Type 2 diabetes is between two and six times more common among South Asian and Black populations compared with White populations in the UK. Gypsy, Roma and Traveller communities arguably face some of the worst health outcomes of any group in the UK.
"From sickle cell disease and maternal mortality to mental health and psychosis diagnoses, many areas of medicine cannot be understood or fixed without confronting racism head-on," said Qureshi. "This includes disparities in medical career progression."
He points out that, while the UK's medical workforce has become increasingly diverse, persistent inequalities remain, particularly affecting Black doctors, women from ethnic minority backgrounds, and international medical graduates.
"For example, across London, on average, Black doctors are six times less likely to be appointed as a consultant, rising to 15 times in some trusts," said Qureshi.
Inequalities in data collection are a major issue for ethnicity in healthcare, argues Qureshi, and new technologies reliant on these datasets, such as artificial intelligence, risk reinforcing racial biases in medicine on both the treatment and career fronts.
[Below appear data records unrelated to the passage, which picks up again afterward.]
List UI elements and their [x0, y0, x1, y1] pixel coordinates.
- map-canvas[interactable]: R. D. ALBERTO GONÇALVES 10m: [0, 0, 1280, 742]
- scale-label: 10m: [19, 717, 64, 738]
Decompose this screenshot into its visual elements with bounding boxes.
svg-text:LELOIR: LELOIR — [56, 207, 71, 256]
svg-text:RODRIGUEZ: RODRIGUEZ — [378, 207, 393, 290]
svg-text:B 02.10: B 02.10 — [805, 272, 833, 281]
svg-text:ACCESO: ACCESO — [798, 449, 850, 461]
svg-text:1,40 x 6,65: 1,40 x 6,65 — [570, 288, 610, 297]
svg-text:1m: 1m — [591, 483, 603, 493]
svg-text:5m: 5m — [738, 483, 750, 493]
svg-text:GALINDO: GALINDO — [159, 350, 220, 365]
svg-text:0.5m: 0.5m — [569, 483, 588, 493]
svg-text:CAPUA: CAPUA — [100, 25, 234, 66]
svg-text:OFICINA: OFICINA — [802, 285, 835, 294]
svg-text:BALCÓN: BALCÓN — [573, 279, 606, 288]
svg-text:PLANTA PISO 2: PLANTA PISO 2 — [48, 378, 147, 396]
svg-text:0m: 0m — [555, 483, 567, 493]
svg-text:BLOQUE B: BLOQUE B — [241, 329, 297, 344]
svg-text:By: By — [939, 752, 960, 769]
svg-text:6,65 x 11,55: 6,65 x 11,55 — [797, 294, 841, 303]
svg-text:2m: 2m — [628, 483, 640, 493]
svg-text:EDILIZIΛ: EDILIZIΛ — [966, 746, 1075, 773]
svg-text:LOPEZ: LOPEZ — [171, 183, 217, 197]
"Ethnicity should only be used in treatment algorithms when there is clear, robust evidence for its use, and no better alternatives, which in practice is rare," he cautioned.
Improved data is just one of the key recommendations put forward in the book, along with reforms around professional regulation, greater support for international medical graduates, safeguards against bias in digital health, and medical courses that teach "cultural humility": a recognition of the individual values and lived experiences of patients from all backgrounds.
Qureshi and colleagues say they wanted to create a "vision for anti‑racist medicine, across the domains of leadership, education, workforce, clinical care, research, and technology."
"Anti‑racist medicine is not about lowering standards or favouring one group over another," added Qureshi. "It is about removing barriers that worsen outcomes for patients and professionals alike."
"The NHS was founded on fairness, a principle that the British public holds dear. Anti-racist medicine is at the heart of ensuring this promise is honoured."